One thing I've noticed is there are a whole lot of another type of prepper out there ...the loud and proud but standing in the back type. They have a soapbox and they're not afraid to use it. I call them the Loud and Proud Crowd, or LPCs for short. They usually have quite a few followers. Not sure if it's because they all agree with all the viewpoints, or just enjoy the show when the LPC gets wound up.
You know the ones. They have all the answers. They have it all figured out and if everyone would just do what THEY say, this whole runaway train that's in Washington DC would get back on track and we'd be America again. Their own hands always seem to be tied, of course. They are caught between the proverbial rock and hard place ...powerless to follow their own advice because of this or that in their personal circumstance. But I thought the very basic premise of prepping was having a proactive, take-the-bull-by-the-horns approach to life. It's the goose-gander conundrum. What's good for the one seems only to be good for the other if it's convenient to be so.

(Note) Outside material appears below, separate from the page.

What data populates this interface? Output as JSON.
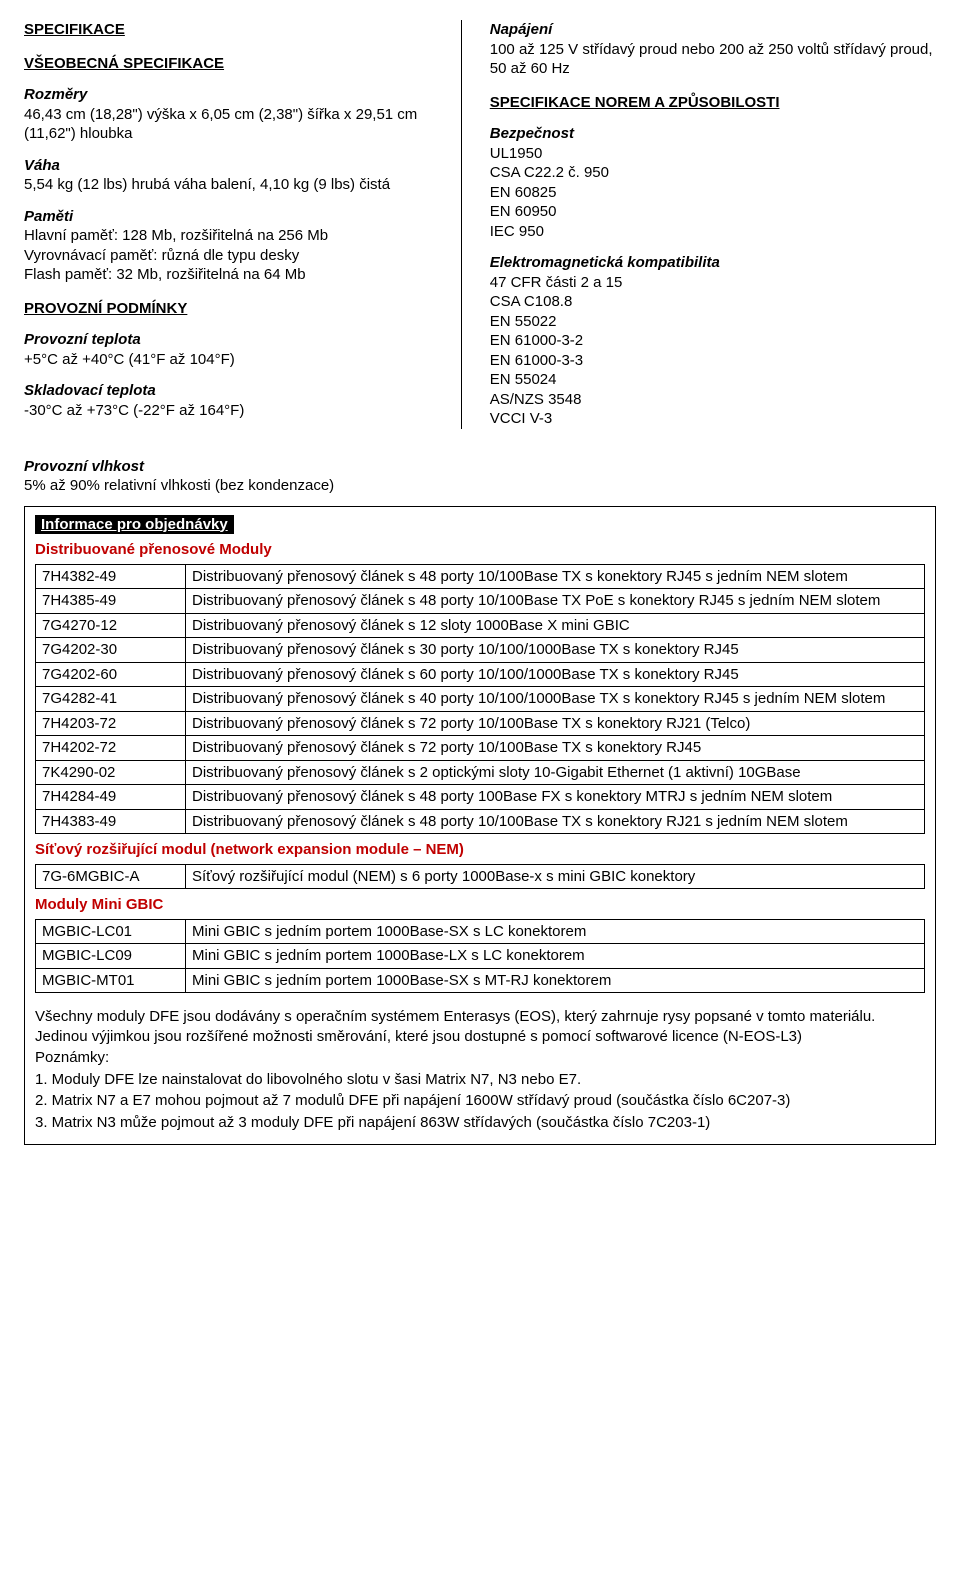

I know the world is full of all kinds of people and every one of them has their own set of circumstances and their own set of options and limitations based on their abilities or finances or even their geographic location. I know that what Yeoldfurt and I consider a problem might be a total non-issue for others. I know that how we decide to solve a particular problem might be the absolute last route someone else would take in our circumstances. To each his own. No one knows our needs, our abilities, our resources and our limitations better than we do. I try to only offer advice if it's asked and I make a concerted effort not to be offended if the advice is declined or ignored. I firmly believe we are each in charge of our destiny and, as such, we each own full responsibility for our lives and well-being, which brings me to a tangent line of thought ...welfare mentality.
There is an entitlement mentality in this country that started with food stamps and medicaid and has morphed into Earned Income Credit (tax-free cash grants to households under certain income levels), housing assistance (HUD) and daycare assistance (CCMS). A lot of the households taking advantage of these programs are two-income households that are simply living above their means. They use food stamps to buy their food so they can use more of their paycheck to buy what they want ...booze, cigarettes, in some cases illicit drugs. They jump through hoops every three months with government paperwork so they can get subsidies on their rent and, again, have more money to spend on things they want like acrylic nails or fancy cell phones or a new tattoo.
In my opinion, all of this gimme-gimme-gimme-you-owe-me attitude for decades is one of the main reasons we're having government-mandated healthcare shoved down our throats today. Enough of the general population is finally indoctrinated to believe government welfare is the norm. Instead of only applying for assistance where there is real need, many people are applying simply because it's available and they know how. Word gets around, you know?
It's sad for our country because, contrary to popular belief, there is no magical money tree ...the government can only dole out what it first extracts from our pockets. And it's even sadder for the children growing up in homes where welfare has been the norm for several generations. What lofty aspirations can they possibly have?
I am grateful to have grown up in a home where my parents worked hard to provide for our needs, took good care of what we had, and saved for the things the family wanted. We lived within our means every day and when the family could afford to have or do something special, it was that much more special and memorable. I hope Yeoldfurt and I are neither 'armshair preppers' nor fall in with the 'LPC' types. I hope we are just one household doing the best we can to better ourselves and our circumstances with what resources we have available. I hope that if the priorities we set and the decisions we make about how to handle different things differ from those of our readers, that they won't interpret the differences as judgment on our part. It's not my intention to pass judgment on anyone. You do what works for you, we'll do what works for us and we'll both accept full responsibility for the outcome.